INVESTIGADORES
RABINOVICH Gabriel Adrian
artículos
Título:
THE ROLE OF GALECTIN-1 IN HAEMATOLOGIC MALIGNANCIES TREATED WITH NON-MYELOABLATIVE HAEMOPOIETIC STEM CELL TRANSPLANTATION
Autor/es:
IRMA PETRUSKEVICIUS,; MAJA LUDVIGSEN,; RIKKE HJORTEBJERG,; BETINA S. SØRENSEN,; BENDT NIELSEN,; BENT HONORÉ,; PETER KAMPER, ; MAJA VASE; APARNA UDUPI, ; PETER HOKLAND1,; GABRIEL A. RABINOVICH ; FRANCESCO A. D?AMORE
Revista:
BONE MARROW TRANSPLANTATION
Editorial:
NATURE PUBLISHING GROUP
Referencias:
Lugar: Londres; Año: 2016
ISSN:
0268-3369
Resumen:
Galectin-1 (Gal-1), a glycan-binding protein present in inflammatory and tumor microenvironments, has demonstrated important roles in immune cell activation, differentiation and homeostasis.

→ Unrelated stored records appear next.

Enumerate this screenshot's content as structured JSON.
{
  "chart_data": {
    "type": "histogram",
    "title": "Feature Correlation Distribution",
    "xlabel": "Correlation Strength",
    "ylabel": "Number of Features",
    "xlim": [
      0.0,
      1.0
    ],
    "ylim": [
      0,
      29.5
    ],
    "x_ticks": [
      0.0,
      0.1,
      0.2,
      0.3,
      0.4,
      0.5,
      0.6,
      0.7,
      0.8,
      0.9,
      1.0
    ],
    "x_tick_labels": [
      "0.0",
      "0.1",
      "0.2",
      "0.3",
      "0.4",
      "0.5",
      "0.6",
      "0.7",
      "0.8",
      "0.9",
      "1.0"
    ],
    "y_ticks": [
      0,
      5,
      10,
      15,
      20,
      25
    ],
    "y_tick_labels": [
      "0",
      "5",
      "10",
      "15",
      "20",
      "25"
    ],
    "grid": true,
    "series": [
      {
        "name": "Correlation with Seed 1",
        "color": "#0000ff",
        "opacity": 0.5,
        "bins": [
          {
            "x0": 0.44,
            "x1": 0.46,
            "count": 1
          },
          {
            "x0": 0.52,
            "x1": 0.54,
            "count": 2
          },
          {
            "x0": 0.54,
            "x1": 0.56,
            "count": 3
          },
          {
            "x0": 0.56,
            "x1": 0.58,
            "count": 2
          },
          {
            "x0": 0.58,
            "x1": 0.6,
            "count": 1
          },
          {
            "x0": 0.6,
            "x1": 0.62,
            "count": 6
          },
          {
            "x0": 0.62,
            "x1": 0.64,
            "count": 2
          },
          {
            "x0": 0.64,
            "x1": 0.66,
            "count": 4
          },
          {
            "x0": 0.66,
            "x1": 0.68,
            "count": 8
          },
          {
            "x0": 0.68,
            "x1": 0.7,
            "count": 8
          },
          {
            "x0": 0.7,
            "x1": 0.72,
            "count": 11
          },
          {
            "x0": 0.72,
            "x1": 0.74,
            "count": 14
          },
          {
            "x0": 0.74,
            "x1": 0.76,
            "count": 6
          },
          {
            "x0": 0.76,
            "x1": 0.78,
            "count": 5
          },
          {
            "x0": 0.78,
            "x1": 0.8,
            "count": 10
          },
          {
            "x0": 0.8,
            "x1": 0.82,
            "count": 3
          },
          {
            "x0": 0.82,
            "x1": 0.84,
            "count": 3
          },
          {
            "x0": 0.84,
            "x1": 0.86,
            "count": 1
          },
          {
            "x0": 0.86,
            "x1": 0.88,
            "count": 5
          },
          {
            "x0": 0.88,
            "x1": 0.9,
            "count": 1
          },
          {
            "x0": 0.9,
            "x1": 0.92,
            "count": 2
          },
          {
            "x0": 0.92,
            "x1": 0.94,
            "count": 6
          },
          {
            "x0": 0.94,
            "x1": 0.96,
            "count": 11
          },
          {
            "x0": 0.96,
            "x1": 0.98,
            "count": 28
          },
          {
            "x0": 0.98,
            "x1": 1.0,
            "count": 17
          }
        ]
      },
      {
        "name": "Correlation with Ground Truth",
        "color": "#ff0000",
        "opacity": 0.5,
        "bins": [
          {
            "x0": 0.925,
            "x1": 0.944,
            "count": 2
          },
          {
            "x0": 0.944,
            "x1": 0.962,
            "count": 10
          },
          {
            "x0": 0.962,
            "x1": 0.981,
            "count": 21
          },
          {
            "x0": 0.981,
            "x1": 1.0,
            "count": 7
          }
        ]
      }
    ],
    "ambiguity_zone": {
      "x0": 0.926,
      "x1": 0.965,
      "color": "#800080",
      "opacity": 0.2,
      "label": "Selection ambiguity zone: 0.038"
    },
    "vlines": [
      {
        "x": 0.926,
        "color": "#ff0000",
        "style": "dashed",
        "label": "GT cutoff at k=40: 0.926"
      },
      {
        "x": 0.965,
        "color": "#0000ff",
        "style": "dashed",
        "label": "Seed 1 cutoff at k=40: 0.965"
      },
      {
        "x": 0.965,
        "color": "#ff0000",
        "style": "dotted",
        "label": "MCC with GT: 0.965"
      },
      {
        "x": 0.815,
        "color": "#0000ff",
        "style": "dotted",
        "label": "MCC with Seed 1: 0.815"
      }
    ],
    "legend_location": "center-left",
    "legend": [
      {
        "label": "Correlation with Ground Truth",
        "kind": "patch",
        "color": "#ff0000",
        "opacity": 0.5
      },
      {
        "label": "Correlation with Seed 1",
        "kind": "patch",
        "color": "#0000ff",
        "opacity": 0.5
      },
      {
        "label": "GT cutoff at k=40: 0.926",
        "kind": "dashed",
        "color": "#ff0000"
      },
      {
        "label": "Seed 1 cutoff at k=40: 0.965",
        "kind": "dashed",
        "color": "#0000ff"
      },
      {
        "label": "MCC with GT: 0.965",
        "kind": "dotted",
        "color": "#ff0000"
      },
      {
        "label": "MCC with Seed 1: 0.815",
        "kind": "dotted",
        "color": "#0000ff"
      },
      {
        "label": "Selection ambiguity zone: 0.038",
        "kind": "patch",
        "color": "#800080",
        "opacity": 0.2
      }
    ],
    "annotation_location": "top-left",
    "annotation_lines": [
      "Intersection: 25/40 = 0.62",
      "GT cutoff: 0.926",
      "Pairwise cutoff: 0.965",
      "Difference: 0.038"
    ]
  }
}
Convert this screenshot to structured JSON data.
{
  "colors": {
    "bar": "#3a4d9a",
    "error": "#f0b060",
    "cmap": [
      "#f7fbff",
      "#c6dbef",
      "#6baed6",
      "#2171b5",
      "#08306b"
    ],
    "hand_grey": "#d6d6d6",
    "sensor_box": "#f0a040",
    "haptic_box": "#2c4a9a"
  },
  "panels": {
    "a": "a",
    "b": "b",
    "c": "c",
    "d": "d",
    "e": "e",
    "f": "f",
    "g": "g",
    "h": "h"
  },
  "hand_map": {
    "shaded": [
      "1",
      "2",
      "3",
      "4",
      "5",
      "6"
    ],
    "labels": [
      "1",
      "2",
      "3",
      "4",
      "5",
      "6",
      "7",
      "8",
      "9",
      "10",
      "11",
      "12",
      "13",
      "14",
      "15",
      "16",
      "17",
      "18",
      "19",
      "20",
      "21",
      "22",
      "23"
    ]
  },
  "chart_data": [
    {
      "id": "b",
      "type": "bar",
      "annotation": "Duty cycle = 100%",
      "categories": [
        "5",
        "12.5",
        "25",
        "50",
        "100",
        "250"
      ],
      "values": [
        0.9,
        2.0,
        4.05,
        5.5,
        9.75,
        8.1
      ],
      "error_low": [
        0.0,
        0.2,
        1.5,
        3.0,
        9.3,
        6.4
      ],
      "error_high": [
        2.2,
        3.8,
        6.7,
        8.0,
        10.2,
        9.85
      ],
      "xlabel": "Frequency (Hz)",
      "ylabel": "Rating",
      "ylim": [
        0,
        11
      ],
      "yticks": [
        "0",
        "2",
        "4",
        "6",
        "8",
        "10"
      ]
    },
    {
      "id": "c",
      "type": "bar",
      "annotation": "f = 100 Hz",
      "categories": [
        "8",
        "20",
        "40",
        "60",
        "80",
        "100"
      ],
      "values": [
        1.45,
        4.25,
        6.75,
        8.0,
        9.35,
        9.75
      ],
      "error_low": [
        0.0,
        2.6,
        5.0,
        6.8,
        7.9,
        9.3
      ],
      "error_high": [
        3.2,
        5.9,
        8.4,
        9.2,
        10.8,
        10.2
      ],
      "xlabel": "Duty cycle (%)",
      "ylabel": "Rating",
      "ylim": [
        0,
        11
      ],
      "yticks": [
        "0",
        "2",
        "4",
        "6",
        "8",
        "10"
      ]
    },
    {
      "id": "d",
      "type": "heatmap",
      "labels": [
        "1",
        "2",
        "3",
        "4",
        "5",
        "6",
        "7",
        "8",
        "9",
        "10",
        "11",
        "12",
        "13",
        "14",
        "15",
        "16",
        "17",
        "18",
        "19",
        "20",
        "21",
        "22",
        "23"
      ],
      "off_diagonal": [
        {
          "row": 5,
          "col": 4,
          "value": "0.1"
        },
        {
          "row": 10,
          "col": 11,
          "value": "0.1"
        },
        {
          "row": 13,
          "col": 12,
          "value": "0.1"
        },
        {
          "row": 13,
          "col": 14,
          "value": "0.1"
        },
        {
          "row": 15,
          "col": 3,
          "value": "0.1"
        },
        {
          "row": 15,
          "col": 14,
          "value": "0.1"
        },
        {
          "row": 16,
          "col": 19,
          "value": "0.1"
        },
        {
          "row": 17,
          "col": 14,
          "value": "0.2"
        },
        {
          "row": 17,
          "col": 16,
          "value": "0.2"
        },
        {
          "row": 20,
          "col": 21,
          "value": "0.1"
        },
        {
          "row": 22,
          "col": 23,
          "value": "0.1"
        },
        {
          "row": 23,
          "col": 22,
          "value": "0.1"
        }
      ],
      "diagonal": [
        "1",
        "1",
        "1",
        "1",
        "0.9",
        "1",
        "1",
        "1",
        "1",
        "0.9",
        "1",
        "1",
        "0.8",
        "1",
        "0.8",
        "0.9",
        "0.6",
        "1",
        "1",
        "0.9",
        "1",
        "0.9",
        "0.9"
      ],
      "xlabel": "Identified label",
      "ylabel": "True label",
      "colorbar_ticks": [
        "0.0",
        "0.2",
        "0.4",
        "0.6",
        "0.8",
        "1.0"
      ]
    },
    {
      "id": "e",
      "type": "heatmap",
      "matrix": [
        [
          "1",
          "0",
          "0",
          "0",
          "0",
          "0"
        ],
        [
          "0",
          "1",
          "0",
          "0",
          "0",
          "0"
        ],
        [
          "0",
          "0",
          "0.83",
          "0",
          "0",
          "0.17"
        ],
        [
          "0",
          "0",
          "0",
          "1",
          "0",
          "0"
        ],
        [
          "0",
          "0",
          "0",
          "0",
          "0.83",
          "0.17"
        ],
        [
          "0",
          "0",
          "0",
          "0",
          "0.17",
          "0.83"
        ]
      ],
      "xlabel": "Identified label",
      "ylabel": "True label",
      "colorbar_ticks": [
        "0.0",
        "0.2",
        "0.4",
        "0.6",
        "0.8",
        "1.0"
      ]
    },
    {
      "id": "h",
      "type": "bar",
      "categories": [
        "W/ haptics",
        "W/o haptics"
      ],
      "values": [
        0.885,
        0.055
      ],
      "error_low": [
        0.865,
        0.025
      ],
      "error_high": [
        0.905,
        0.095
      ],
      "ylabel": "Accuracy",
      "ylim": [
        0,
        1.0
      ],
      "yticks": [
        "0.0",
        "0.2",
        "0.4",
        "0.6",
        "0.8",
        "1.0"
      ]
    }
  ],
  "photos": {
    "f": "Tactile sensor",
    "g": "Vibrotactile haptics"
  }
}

We investigated the impact of Gal-1 serum levels measured before non-myeloablative haemopoietic stem cell transplantation (NM-HSCT) in the clinical outcome of 57 patients with haematologic malignancies. The median time to engraftment was 19 days (range 8-27) in patients with low Gal-1 levels vs. 21 days (range 11-24) in patients with high Gal-1 levels, p=0.299. The incidence of aGvHD in patients with low vs. high Gal-1 levels was 36 % and 48 %, respectively, p=0.574. After 15 months the incidence of cGvHD in patients with low vs. high Gal-1 levels was 80% and 39%, respectively, p=0.052. PFS at 100 days. However, 12 and 24 months after transplantation the incidence reached levels of 96 %, 92 % and 92 % in patients with low Gal-1 vs. 93 %, 85 % and 80 % in patients with high Gal-1 levels, p=0.319. In addition, OS at 100 days, 12 and 24 months after transplantation was 96 % , 73 % and 73 % in patients with low Gal-1 levels vs. 100 %, 88 % and 79 % in patients with high Gal-1 levels, p=0.259. The cumulative incidence of TRM at 100 days, 12 and 24 months after transplantation was 3.7 %, 25 % and 25 % in patients with low Gal-1 levels, while no TRM events were recorded among patients with high Gal-1 levels. Our results suggest that low Gal-1 levels before NM-HSCT predict a higher incidence of cGvHD and TRM in patients with haematologic malignancies.